Evangelische Regelschule Gotha
Der Jüdische Friedhof Gotha als
„Ort des Lebens“
Vier Schulen beschäftigen sich in einem überregionalen Verbund mit historischen Naturräumen in ihrer Stadt.
Eine siebte Klasse der Evangelischen Regelschule Gotha geht auf Entdeckungsreise auf dem Jüdischen Friedhof der Stadt, der 1870 eingerichtet wurde. Einst schloss er an den 1855 angelegten städtischen Friedhof IV an, der jedoch schon ab 1892 keine neuen Grabstellen mehr erhielt, in den 1950er Jahren wurden auf seinem Areal Wohnhäuser errichtet. So liegt der Jüdische Friedhof heute isoliert, die letzte Bestattung dort wurde 1942 vorgenommen, die Friedhofshalle 1982 abgebrochen, seine Tore sind verschlossen. Heute ist der Friedhof kein Bestattungsort mehr, sondern ein Ort des Gedenkens, vor allem für die Jüdische Gemeinde der Stadt. Wiederholt wurden in den letzten Jahren Gräber geschändet. Die Schülerinnen und Schüler erschließen sich anhand der historischen Grabsteine die Geschichte und die Riten dieses Ortes und erfahren, warum er als Denkmal unter Schutz steht. Daneben entdecken sie ihn auch als Naturraum, erleben wie das, was wächst, dem Erinnern dient und erkunden die Arten dieses kleinen Biotops. Im Frühjahr beteiligen sie sich an Pflegearbeiten.

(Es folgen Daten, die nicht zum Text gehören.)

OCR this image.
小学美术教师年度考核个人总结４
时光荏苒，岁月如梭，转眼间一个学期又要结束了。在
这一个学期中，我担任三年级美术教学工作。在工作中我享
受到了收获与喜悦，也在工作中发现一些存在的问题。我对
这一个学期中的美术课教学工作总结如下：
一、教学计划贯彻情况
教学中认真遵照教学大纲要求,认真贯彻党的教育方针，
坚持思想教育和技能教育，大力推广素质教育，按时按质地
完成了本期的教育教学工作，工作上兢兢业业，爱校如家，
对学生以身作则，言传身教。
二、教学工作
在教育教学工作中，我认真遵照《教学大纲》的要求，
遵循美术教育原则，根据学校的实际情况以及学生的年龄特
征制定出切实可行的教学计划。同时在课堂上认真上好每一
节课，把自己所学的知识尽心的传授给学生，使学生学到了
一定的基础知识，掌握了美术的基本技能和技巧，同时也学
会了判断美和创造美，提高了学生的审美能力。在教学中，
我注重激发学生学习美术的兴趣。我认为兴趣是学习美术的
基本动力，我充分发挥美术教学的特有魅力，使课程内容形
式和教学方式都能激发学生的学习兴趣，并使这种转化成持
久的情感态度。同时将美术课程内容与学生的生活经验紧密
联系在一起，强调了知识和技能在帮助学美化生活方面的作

Die Klasse gestaltet Erinnerungskästen zu Personen, die auf dem Friedhof begraben liegen. Zum Abschluss des Projekts setzen sich die Jugendlichen mit dem Lageplan des Friedhofs auseinander und stellen die Ergebnisse ihrer Erkundungen aus. Zum Tag des offenen Denkmals im September 2020 stellen sie schließlich einen Film zum Jüdischen Friedhof fertig.

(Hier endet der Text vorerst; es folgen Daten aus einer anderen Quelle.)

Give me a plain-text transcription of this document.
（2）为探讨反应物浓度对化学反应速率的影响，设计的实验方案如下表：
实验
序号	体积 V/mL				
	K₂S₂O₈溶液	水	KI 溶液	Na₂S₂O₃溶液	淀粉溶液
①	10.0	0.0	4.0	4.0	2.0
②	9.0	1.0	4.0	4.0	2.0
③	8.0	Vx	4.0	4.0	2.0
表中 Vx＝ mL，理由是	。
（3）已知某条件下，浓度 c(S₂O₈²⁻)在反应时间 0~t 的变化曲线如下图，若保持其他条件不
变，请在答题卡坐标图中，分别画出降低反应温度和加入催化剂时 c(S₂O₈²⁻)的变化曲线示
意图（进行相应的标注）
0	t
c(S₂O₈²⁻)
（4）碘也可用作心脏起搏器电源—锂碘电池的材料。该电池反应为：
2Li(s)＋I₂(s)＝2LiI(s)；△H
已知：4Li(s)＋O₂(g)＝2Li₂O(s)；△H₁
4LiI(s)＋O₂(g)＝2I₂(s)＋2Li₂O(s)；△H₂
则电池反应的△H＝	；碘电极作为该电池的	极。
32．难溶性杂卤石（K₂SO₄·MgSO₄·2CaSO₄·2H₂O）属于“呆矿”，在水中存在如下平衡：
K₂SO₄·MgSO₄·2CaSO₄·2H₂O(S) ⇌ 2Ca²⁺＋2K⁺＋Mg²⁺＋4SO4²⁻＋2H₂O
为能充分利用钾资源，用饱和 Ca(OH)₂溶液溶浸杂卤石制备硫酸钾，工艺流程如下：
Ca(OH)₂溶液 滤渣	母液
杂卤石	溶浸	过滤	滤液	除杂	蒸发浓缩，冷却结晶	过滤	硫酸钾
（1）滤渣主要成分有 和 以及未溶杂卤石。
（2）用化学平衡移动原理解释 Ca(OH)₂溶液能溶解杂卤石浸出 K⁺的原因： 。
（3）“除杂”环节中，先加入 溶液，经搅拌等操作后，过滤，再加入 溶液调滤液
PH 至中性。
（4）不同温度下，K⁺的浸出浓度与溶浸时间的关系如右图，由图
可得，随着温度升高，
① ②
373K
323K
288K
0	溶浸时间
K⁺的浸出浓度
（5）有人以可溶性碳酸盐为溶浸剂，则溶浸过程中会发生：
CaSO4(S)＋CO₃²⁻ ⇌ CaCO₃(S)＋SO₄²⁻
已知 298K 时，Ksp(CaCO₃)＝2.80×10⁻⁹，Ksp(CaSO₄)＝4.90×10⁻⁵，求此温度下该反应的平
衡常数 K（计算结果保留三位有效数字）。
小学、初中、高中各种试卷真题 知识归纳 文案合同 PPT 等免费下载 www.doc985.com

Ein Projekt im Themenfeld Gartendenkmale.
Förderung des Bundes für Umwelt und Naturschutz Deutschland e.V.
Unterrichtsfächer:
Kunst, ev. Religion
Lerngruppe:
Klasse 7a
Fachliche Partner:
Alexander Nachama, Jüdische Landesgemeinde Thüringen; Alwine Gschwendtner, Stadtverwaltung Gotha/Denkmalschutz; Matthias Wenzel, Verein für Stadtgeschichte Gotha
Projektdokumentation:
Arbeitsplan
Abschlussbericht
Der Film zum Projekt (Link zu YouTube)
Die Projektleiterin:
„Den ersten außerschulischen Kontakt hatten wir mit unserer fachlichen Partnerin der Unteren Denkmalschutzbehörde. Sie führte die SchülerInnen in die Prinzipien des Denkmalschutzes ein. Dann war der Besuch des Landesrabbiners ein großes Ereignis. Der Vorsitzende des Vereins für Stadtgeschichte konnte den SchülerInnen bei einer Friedhofsexkursion zu den verschiedenen Grabsteinen reiches Hintergrundwissen vermitteln.

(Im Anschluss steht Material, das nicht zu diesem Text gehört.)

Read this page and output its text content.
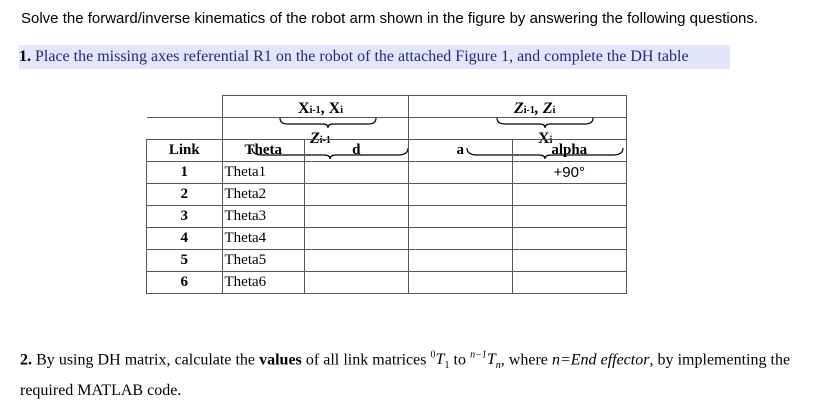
Solve the forward/inverse kinematics of the robot arm shown in the figure by answering the following questions.
1. Place the missing axes referential R1 on the robot of the attached Figure 1, and complete the DH table
Xi-1, Xi
Zi-1
Zi-1, Zi
Xi

Link	Theta	d	a	alpha
1	Theta1			+90°
2	Theta2			
3	Theta3			
4	Theta4			
5	Theta5			
6	Theta6			
2. By using DH matrix, calculate the values of all link matrices $^0T_1$ to $^{n-1}T_n$, where n=End effector, by implementing the required MATLAB code.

Der Jüdische Friedhof wirft natürlich viele Fragen auf. Für viele Schüler ist es gar nicht so angenehm, sich an diesem Ort aufzuhalten. Den Tod empfinden die meisten als Bedrohung. Die Herausforderung, auf einem Friedhof zu zeichnen, zu forschen, zu arbeiten, machte es notwendig, darüber zu reden. Immer wieder gab es Gelegenheiten zu tiefen, echten Gesprächen, die weit über das hinausgingen, was sonst im Klassenzimmerunterricht möglich ist.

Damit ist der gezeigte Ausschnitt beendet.